Tires: Be sure your tires are properly inflated. Under inflated tires increases the chances chances of a blowout because they are more likely to overheat.  Check your owner's manual, or often the sticker inside the driver's door jamb to find the pressure recommended by the manufacturer.

Engine: Vehicle work extra hard in the heat, so it's important to have a cooling system that is in working order. AAA says coolant should be replaced as recommended by the vehicle manufacturer. Between flushes, check to be sure the coolant is filled to the proper level and if necessary top off with a 50/50 mix of water and the coolant type specified by the vehicle manufacturer.

Also check to be sure oil, transmission fluid, power steering fluid and brake fluids are at appropriate levels.

Air conditioning: It might make the interior feel nice, but if it's not working properly, it could be a sign of a low refrigerant level.

Emergency kit: They are not just for winter. Be sure to have a flashlight, jumper cables, flares, basic tools, water and non-perishable food items. A fully-charged cell phone would be a good idea, too.


Metro Transit riders can bring beverages aboard trains and buses as long as they have a lid. Here are some other suggestions for those riding light-rail trains and buses during hot weather:

  • Limit your wait time. Use NexTrip to find departure times and limit the time standing at a train or bus stop.
  • Keep windows closed to keep buses cooler.
  • Wear sunscreen to protect yourself from the sun while waiting for buses or trains
  • Carry a hat or umbrella to create shade and prevent sunburn
  • Consider traveling early in the morning or later in the evening when buses and trains are less crowded and it's allegedly cooler.

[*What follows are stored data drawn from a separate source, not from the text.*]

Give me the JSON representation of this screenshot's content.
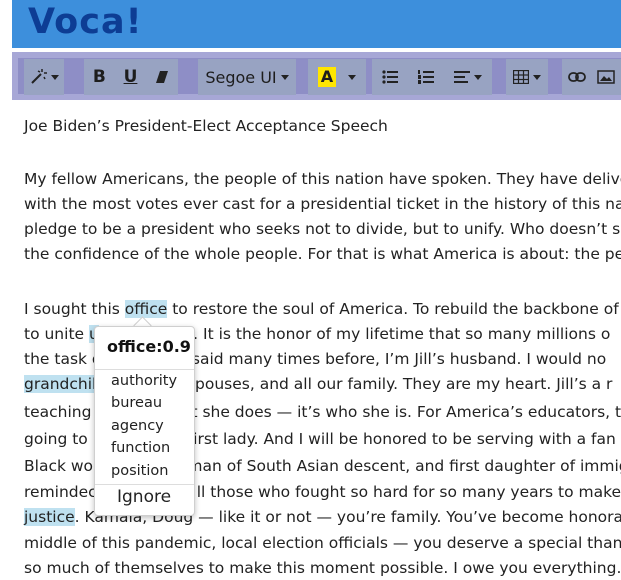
{
  "app": {
    "logo": "Voca!"
  },
  "toolbar": {
    "magic": "magic-wand",
    "bold": "B",
    "underline": "U",
    "eraser": "eraser",
    "font": "Segoe UI",
    "color": "A",
    "colors": {
      "highlight_yellow": "#ffe600",
      "header_blue": "#3d8fdc",
      "logo_blue": "#0d3d94"
    }
  },
  "document": {
    "title": "Joe Biden’s President-Elect Acceptance Speech",
    "p1": [
      "My fellow Americans, the people of this nation have spoken. They have deliver",
      "with the most votes ever cast for a presidential ticket in the history of this nati",
      "pledge to be a president who seeks not to divide, but to unify. Who doesn’t se",
      "the confidence of the whole people. For that is what America is about: the peo"
    ],
    "p2": {
      "l1a": "I sought this ",
      "l1h": "office",
      "l1b": " to restore the soul of America. To rebuild the backbone of t",
      "l2a": "to unite ",
      "l2h": "u",
      "l2b": "ne. It is the honor of my lifetime that so many millions o",
      "l3a": "the task o",
      "l3b": "s I said many times before, I’m Jill’s husband. I would no",
      "l4h": "grandchil",
      "l4b": "ir spouses, and all our family. They are my heart. Jill’s a r",
      "l5a": "teaching",
      "l5b": "t she does — it’s who she is. For America’s educators, th",
      "l6a": "going to",
      "l6b": "first lady. And I will be honored to be serving with a fan",
      "l7a": "Black wor",
      "l7b": "man of South Asian descent, and first daughter of immig",
      "l8a": "remindec",
      "l8b": "ll those who fought so hard for so many years to make t",
      "l9h": "justice",
      "l9b": ". Kamala, Doug — like it or not — you’re family. You’ve become honorar",
      "l10": "middle of this pandemic, local election officials — you deserve a special thanks",
      "l11": "so much of themselves to make this moment possible. I owe you everything. A"
    }
  },
  "popup": {
    "title": "office:0.9",
    "synonyms": [
      "authority",
      "bureau",
      "agency",
      "function",
      "position"
    ],
    "ignore": "Ignore"
  }
}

Heat stroke is a very real possibility, especially in the blistering hot conditions on tap for the week. The City of Minneapolis offered this advice:

  • Drink plenty of fluids, and do it before you feel thirsty. Avoid alcohol and beverages with caffeine or large amounts of sugar, which can cause one's body to lose more fluid.
  • Don't leave any person of any age in a car for any length of time. That goes for pets, too.
  • Wear lightweight and loose-fitted clothing.